In Provincial (Family) Court, the person who subpoenas the witness is responsible for that witness’ reasonable estimated travel expenses.
i) Affidavit Evidence
At trial, evidence may be given orally or by sworn affidavit. Evidence may be given by affidavit at a trial or hearing only if permission is granted by a judge (Rule 13) either on application brought by notice of motion under Rule 12 or under Rule 8(4)(g). This evidence must be in Form 45.
As of May 2021, Rules 145, 112 will replace the above rules under the new Provincial Court Family Rules, and Form 45 will be used in place of Form 17.
j) Notices of Motion
Three copies of a notice of motion (Rule 118) must be filed in the court registry and one copy must be served on the other parties at least seven days before the date for hearing the notice of motion in court when a party wishes:
- An interim order to be made (FLA s216);
- To file documents in another registry;
- To have a pre-trial conference;
- To cancel a subpoena;
- For an order to produce documents;
- For an order requiring that paternity tests be taken;
- To use another method of service (no notice required);
- To settle the terms of an order;
- To extend a time limit;
- To change or cancel an ex parte order;
- To have a file transferred;
- To have disclosure; or
- To obtain directions on procedures not in the Provincial (Family) Court Rules.
NOTE: Different Provincial Court Registries have different procedures regarding evidence at interim hearings. Some allow Affidavits and others require leave to produce and file an Affidavit and prefer viva voce (spoken) evidence. Be sure to check the procedure at the Registry in question before filing materials.
k) Trial
A Provincial (Family) Court trial is an adversarial proceeding. Clients are there to give the judge enough facts so that they can make a decision about the application. However, the judge often gets involved in the presentation of evidence, especially where one party is not represented by counsel.
l) Procedure for Enforcement of Parenting Orders
An Application Form (Form 29) and copy of the parenting order must be filed in the registry.
m) Orders
Orders come into effect on the day that they are made unless the judge orders otherwise.
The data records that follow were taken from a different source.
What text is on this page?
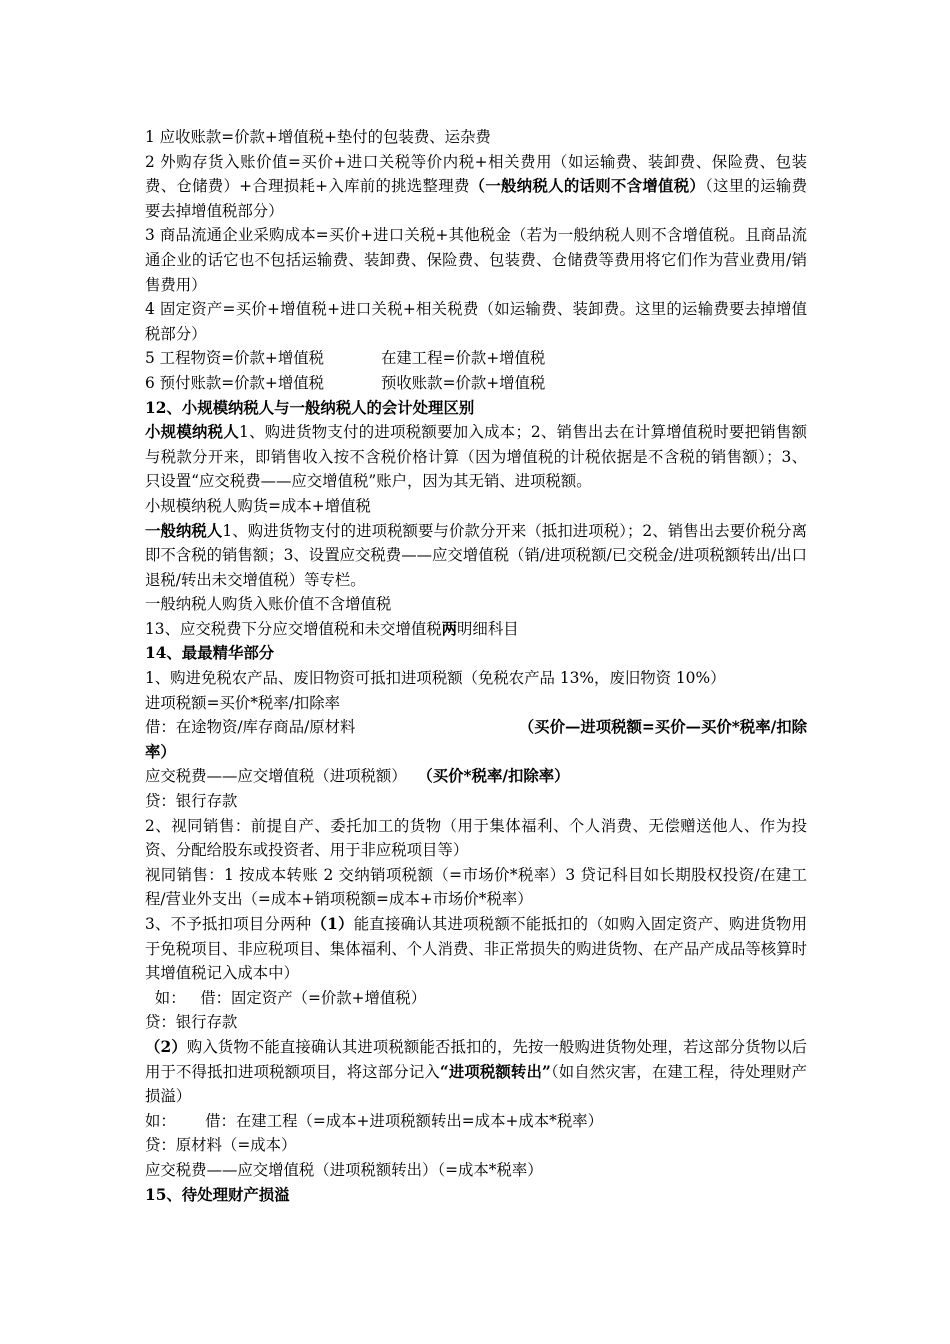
1 应收账款=价款+增值税+垫付的包装费、运杂费

2 外购存货入账价值=买价+进口关税等价内税+相关费用（如运输费、装卸费、保险费、包装费、仓储费）+合理损耗+入库前的挑选整理费（一般纳税人的话则不含增值税）（这里的运输费要去掉增值税部分）

3 商品流通企业采购成本=买价+进口关税+其他税金（若为一般纳税人则不含增值税。且商品流通企业的话它也不包括运输费、装卸费、保险费、包装费、仓储费等费用将它们作为营业费用/销售费用）

4 固定资产=买价+增值税+进口关税+相关税费（如运输费、装卸费。这里的运输费要去掉增值税部分）

5 工程物资=价款+增值税	在建工程=价款+增值税
6 预付账款=价款+增值税	预收账款=价款+增值税

12、小规模纳税人与一般纳税人的会计处理区别

小规模纳税人1、购进货物支付的进项税额要加入成本；2、销售出去在计算增值税时要把销售额与税款分开来，即销售收入按不含税价格计算（因为增值税的计税依据是不含税的销售额）；3、只设置“应交税费——应交增值税”账户，因为其无销、进项税额。

小规模纳税人购货=成本+增值税

一般纳税人1、购进货物支付的进项税额要与价款分开来（抵扣进项税）；2、销售出去要价税分离即不含税的销售额；3、设置应交税费——应交增值税（销/进项税额/已交税金/进项税额转出/出口退税/转出未交增值税）等专栏。

一般纳税人购货入账价值不含增值税

13、应交税费下分应交增值税和未交增值税两明细科目

14、最最精华部分

1、购进免税农产品、废旧物资可抵扣进项税额（免税农产品 13%，废旧物资 10%）

进项税额=买价*税率/扣除率

借：在途物资/库存商品/原材料	（买价—进项税额=买价—买价*税率/扣除

率）

应交税费——应交增值税（进项税额） （买价*税率/扣除率）

贷：银行存款

2、视同销售：前提自产、委托加工的货物（用于集体福利、个人消费、无偿赠送他人、作为投资、分配给股东或投资者、用于非应税项目等）

视同销售：1 按成本转账 2 交纳销项税额（=市场价*税率）3 贷记科目如长期股权投资/在建工程/营业外支出（=成本+销项税额=成本+市场价*税率）

3、不予抵扣项目分两种（1）能直接确认其进项税额不能抵扣的（如购入固定资产、购进货物用于免税项目、非应税项目、集体福利、个人消费、非正常损失的购进货物、在产品产成品等核算时其增值税记入成本中）

如：   借：固定资产（=价款+增值税）

贷：银行存款

（2）购入货物不能直接确认其进项税额能否抵扣的，先按一般购进货物处理，若这部分货物以后用于不得抵扣进项税额项目，将这部分记入“进项税额转出”（如自然灾害，在建工程，待处理财产损溢）

如：      借：在建工程（=成本+进项税额转出=成本+成本*税率）

贷：原材料（=成本）

应交税费——应交增值税（进项税额转出）（=成本*税率）

15、待处理财产损溢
If the party in whose favour the order is made is unrepresented, a clerk must prepare the order. Otherwise the favoured party’s lawyer will prepare the order.
If there is a dispute about the terms of an order, a party may apply to a judge to have the dispute settled. Once an order is signed and approved, it must be given to the court registry to be signed by the judge and filed with the Court. Otherwise, the order is not enforceable. At any time, a judge may correct a clerical error in an order.
n) Compliance with Provincial Court (Family) Rules
If any of the Provincial Court (Family) Rules (British Columbia) are not complied with, the judge may disregard the incorrect procedure or order, order the hearing or trial to continue as if the respondent were absent, or give any direction they think is fair. Please check the Cumulative Regulation Bulletin 2019 for any non-consolidated amendments to this regulation that may be in effect. The Provincial Court Family Rules replaced the Provincial Court (Family) rules May 2021; please review the rules to ensure that you are in compliance with the updated version.